Secondo un analista di JP Morgan, gli esperti ritengono che per ogni giorno di sciopero si accumulerà la fornitura di 4-6 giorni, con una perdita giornaliera in termini di prodotti e servizi pari a circa 5 miliardi di dollari.

Nei recenti confronti, però, i contatti di SteelOrbis hanno mostrato un livello di preoccupazione limitato, poiché la domanda di rottame statunitense all’estero resta tiepida per via dei costi inferiori della billetta usata come alternativa al rottame.

«Ultimamente non ci sono stati molti cambiamenti nei prezzi del tondo», ha affermato un altro operatore della costa del Golfo. «L’impatto dello sciopero dei lavoratori portuali sarà minimo, poiché questo tipo di controversie tendono a risolversi entro una settimana circa».

I contatti di SteelOrbis nelle spedizioni segnalano inoltre una preoccupazione minima da parte dei clienti in merito al potenziale impatto di uno sciopero.

«Abbiamo prenotazioni dal largo della costa orientale per ottobre, ma se si verifica uno sciopero dovranno aspettare», ha dichiarato la fonte. «Non saranno in grado di importare container, ma sarebbero in grado di reindirizzarli o aspettare che la situazione si stabilizzi».

Un altro contatto ha riferito di recente che le importazioni rimangono limitate nella maggior parte dei porti a causa delle forniture nazionali a basso prezzo e fortemente scontate disponibili attraverso le acciaierie statunitensi.
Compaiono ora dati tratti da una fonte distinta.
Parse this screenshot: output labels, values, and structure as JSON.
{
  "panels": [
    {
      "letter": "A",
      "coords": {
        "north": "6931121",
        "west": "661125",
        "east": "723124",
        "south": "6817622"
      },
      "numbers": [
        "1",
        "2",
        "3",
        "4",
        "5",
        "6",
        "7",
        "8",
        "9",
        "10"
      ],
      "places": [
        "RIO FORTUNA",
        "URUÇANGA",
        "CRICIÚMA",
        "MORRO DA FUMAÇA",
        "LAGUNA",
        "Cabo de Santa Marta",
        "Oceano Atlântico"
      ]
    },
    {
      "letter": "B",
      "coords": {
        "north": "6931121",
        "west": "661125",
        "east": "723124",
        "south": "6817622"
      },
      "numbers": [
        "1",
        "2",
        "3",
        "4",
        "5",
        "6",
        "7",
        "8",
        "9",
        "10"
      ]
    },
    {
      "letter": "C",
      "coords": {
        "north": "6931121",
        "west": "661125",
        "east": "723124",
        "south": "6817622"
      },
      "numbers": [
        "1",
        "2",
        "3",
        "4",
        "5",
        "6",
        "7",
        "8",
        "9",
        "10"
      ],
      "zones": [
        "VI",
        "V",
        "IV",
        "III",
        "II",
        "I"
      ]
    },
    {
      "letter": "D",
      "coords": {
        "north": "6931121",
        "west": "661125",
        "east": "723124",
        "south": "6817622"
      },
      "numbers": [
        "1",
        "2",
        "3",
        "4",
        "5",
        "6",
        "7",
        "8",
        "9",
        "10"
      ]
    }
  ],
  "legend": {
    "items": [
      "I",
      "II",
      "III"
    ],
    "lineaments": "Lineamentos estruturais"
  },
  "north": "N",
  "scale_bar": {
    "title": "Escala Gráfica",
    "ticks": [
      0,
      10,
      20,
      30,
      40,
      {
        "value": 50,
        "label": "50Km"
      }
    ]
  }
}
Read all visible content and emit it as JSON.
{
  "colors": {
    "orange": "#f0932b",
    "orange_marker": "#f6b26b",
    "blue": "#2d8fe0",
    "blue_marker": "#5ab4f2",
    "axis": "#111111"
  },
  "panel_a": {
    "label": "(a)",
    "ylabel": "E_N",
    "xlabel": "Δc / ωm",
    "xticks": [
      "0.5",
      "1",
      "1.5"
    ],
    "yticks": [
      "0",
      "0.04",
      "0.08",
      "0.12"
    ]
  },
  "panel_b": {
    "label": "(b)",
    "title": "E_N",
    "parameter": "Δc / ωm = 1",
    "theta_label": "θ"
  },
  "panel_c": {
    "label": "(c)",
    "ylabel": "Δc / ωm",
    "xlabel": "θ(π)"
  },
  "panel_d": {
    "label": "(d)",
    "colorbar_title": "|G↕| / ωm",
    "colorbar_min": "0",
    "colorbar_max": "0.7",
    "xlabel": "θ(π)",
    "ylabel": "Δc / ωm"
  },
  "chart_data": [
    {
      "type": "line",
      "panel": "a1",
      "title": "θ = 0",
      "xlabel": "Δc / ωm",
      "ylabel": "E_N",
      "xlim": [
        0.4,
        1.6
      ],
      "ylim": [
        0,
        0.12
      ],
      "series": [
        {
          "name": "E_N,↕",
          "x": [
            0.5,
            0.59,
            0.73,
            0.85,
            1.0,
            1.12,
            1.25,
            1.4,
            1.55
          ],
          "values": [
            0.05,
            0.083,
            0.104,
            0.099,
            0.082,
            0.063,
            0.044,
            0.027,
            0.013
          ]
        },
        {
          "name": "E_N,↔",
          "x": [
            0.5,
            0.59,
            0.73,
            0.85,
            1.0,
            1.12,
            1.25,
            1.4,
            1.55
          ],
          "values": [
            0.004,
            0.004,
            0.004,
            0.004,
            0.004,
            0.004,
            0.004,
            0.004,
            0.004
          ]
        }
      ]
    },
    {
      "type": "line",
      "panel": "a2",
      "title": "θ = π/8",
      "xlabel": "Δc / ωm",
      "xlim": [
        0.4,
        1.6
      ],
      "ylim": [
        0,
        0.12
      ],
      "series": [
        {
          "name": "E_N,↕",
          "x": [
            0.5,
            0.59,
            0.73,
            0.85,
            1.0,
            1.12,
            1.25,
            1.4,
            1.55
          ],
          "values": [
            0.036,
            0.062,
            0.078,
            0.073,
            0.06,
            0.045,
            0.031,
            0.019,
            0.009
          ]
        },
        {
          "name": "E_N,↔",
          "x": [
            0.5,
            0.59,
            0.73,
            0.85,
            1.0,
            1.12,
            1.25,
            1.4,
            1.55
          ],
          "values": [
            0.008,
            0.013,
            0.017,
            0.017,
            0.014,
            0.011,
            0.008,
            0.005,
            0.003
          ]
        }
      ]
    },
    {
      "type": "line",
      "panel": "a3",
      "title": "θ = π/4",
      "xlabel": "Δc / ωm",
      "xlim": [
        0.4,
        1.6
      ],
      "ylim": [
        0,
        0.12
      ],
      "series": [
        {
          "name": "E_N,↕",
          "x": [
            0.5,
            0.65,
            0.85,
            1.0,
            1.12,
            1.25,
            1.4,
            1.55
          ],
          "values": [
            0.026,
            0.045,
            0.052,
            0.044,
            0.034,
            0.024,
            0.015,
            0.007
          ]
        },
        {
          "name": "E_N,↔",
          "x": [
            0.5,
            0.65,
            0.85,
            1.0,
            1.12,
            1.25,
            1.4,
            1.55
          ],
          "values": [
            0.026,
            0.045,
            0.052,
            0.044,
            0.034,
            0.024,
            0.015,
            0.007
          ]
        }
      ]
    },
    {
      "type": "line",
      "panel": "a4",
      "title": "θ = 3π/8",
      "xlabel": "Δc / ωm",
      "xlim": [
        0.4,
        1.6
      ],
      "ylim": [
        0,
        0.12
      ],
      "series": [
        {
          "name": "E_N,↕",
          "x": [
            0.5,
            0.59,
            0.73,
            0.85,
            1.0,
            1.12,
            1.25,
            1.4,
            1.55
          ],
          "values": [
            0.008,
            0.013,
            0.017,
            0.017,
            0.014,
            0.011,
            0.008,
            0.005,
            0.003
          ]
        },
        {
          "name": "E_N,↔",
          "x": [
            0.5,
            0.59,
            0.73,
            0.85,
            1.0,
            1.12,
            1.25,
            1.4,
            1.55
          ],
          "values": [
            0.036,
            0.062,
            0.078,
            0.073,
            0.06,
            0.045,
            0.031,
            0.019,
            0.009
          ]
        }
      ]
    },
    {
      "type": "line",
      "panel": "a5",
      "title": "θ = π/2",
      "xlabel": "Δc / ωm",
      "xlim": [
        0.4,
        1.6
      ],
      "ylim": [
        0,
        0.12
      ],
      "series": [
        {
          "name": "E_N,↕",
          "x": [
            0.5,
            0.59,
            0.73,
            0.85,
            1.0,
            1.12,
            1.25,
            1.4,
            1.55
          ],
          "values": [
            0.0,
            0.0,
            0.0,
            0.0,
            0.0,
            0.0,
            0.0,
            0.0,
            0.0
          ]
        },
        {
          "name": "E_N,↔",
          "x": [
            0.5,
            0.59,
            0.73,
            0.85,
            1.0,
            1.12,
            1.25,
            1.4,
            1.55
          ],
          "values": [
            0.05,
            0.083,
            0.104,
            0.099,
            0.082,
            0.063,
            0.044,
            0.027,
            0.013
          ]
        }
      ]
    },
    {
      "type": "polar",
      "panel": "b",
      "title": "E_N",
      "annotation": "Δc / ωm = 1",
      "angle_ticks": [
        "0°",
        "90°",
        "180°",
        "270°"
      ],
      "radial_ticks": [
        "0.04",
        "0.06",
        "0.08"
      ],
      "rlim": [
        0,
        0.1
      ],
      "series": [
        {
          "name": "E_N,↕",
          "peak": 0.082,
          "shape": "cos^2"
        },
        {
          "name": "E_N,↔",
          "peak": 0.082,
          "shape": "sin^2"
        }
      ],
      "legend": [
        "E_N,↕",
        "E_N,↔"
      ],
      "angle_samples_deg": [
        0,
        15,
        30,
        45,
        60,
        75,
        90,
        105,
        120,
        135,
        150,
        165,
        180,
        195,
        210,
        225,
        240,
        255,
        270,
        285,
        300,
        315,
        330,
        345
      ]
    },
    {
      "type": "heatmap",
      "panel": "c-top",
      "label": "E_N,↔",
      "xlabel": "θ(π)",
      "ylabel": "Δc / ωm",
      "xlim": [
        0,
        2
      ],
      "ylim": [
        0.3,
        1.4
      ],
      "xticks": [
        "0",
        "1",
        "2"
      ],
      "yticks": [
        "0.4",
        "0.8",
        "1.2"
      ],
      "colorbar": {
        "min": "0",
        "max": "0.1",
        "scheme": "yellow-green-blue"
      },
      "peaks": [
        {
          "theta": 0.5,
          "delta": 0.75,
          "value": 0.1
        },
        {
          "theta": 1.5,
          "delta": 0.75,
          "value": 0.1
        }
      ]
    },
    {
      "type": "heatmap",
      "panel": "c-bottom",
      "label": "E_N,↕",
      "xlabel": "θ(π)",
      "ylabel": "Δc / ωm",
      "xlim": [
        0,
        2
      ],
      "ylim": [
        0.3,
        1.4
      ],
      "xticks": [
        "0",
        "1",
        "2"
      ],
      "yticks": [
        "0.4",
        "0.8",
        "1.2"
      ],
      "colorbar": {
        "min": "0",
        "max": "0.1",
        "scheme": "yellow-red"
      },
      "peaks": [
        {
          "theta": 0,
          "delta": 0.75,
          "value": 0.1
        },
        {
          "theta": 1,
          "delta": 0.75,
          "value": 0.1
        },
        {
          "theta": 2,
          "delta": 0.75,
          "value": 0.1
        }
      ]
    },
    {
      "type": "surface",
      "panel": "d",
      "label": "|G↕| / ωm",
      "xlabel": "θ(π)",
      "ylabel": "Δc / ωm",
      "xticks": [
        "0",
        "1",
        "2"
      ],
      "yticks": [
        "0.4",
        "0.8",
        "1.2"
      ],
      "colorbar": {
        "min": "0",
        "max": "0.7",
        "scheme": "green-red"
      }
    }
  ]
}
Le importazioni non possono competere ai prezzi attuali, affermano.

«Il tondo in arrivo non è molto al momento, e molti porti non unionisti con sede in Texas non saranno colpiti dallo sciopero», ha riferito recentemente a SteelOrbis un importatore della costa del Golfo. «Le aree più colpite saranno probabilmente il Nordest e la costa ovest, dove gran parte del commercio verrà deviato».